Second, data in the write cache will be coalesced based on activity vectors and written out serially to persistent storage for higher write efficiencies. In the case of solid-state storage, this minimizes any garbage collection activities over the long term and for spinning disk, it takes advantage of the much higher sequential write performance (vs random write performance) of HDDs. As side advantages, minimizing random writes on the flash improves media endurance while doing so on the HDDs contributes to better device-level reliability.

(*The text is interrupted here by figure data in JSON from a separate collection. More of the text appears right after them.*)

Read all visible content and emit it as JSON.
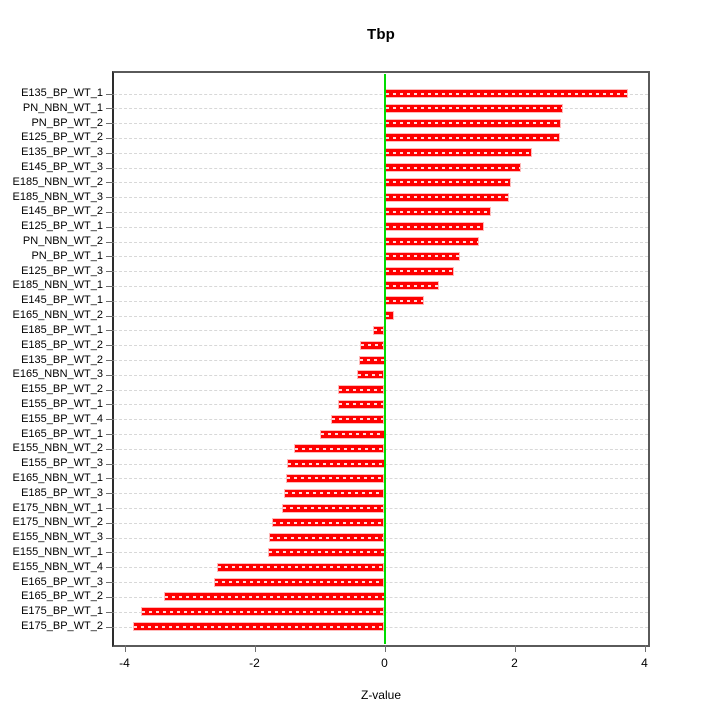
{
  "chart_data": {
    "type": "bar",
    "orientation": "horizontal",
    "title": "Tbp",
    "xlabel": "Z-value",
    "ylabel": "",
    "xlim": [
      -4.19,
      4.08
    ],
    "x_ticks": [
      -4,
      -2,
      0,
      2,
      4
    ],
    "grid": "horizontal-dashed",
    "legend": "none",
    "bar_color": "#fe0000",
    "zero_line_color": "#00dc00",
    "gridline_color": "#d8d8d8",
    "categories": [
      "E135_BP_WT_1",
      "PN_NBN_WT_1",
      "PN_BP_WT_2",
      "E125_BP_WT_2",
      "E135_BP_WT_3",
      "E145_BP_WT_3",
      "E185_NBN_WT_2",
      "E185_NBN_WT_3",
      "E145_BP_WT_2",
      "E125_BP_WT_1",
      "PN_NBN_WT_2",
      "PN_BP_WT_1",
      "E125_BP_WT_3",
      "E185_NBN_WT_1",
      "E145_BP_WT_1",
      "E165_NBN_WT_2",
      "E185_BP_WT_1",
      "E185_BP_WT_2",
      "E135_BP_WT_2",
      "E165_NBN_WT_3",
      "E155_BP_WT_2",
      "E155_BP_WT_1",
      "E155_BP_WT_4",
      "E165_BP_WT_1",
      "E155_NBN_WT_2",
      "E155_BP_WT_3",
      "E165_NBN_WT_1",
      "E185_BP_WT_3",
      "E175_NBN_WT_1",
      "E175_NBN_WT_2",
      "E155_NBN_WT_3",
      "E155_NBN_WT_1",
      "E155_NBN_WT_4",
      "E165_BP_WT_3",
      "E165_BP_WT_2",
      "E175_BP_WT_1",
      "E175_BP_WT_2"
    ],
    "values": [
      3.75,
      2.75,
      2.72,
      2.7,
      2.27,
      2.1,
      1.95,
      1.92,
      1.64,
      1.53,
      1.45,
      1.16,
      1.07,
      0.84,
      0.61,
      0.15,
      -0.18,
      -0.38,
      -0.4,
      -0.42,
      -0.71,
      -0.72,
      -0.83,
      -1.0,
      -1.39,
      -1.5,
      -1.51,
      -1.54,
      -1.57,
      -1.73,
      -1.77,
      -1.8,
      -2.58,
      -2.62,
      -3.4,
      -3.74,
      -3.87
    ]
  }
}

And third, all of the system metadata is kept in DRAM in trie data structures for fast, efficient access. Based on a decades-old design originally leveraged by Google to speed internet searches, Infinidat developed and patented a similar design optimized for storage access. Trie data structures deliver a very scalable way to enable literally billions of objects (such as a data block) to be referenced very quickly without having to traverse a deep "tree", or risk dealing with hashing algorithm collisions at hyper-scale. Fewer instruction cycles are required to "find" any needed data in those rare cases where it has not already been pre-fetched. This makes it very efficient for data to be pre-fetched together, even when that data does not reside together (as it might not if activity vectors have evolved since the data's last use).
Infinidat's Neural Cache uniquely employs that subset of artificial intelligence, machine learning (AI/ML) known as Deep Learning. Deep Learning evaluates multiple decision options and continuously learns which ones did and which ones did not prove more helpful in meeting its objective, effectively leveraging what looks like a "neural network" to pursue its goal (which in this case is to optimize data placement over time so as to minimize read cache misses). The longer it runs, the closer it comes to its target and, when things change (as they often do with modern workloads) it adapts and begins once again closing in on its objective. It is fully self-managing, and an excellent example of how (and why) most storage vendors will ultimately move to similar in-system approaches and away from the more static cache management and more manually intensive approaches to system optimization that are so prevalent today.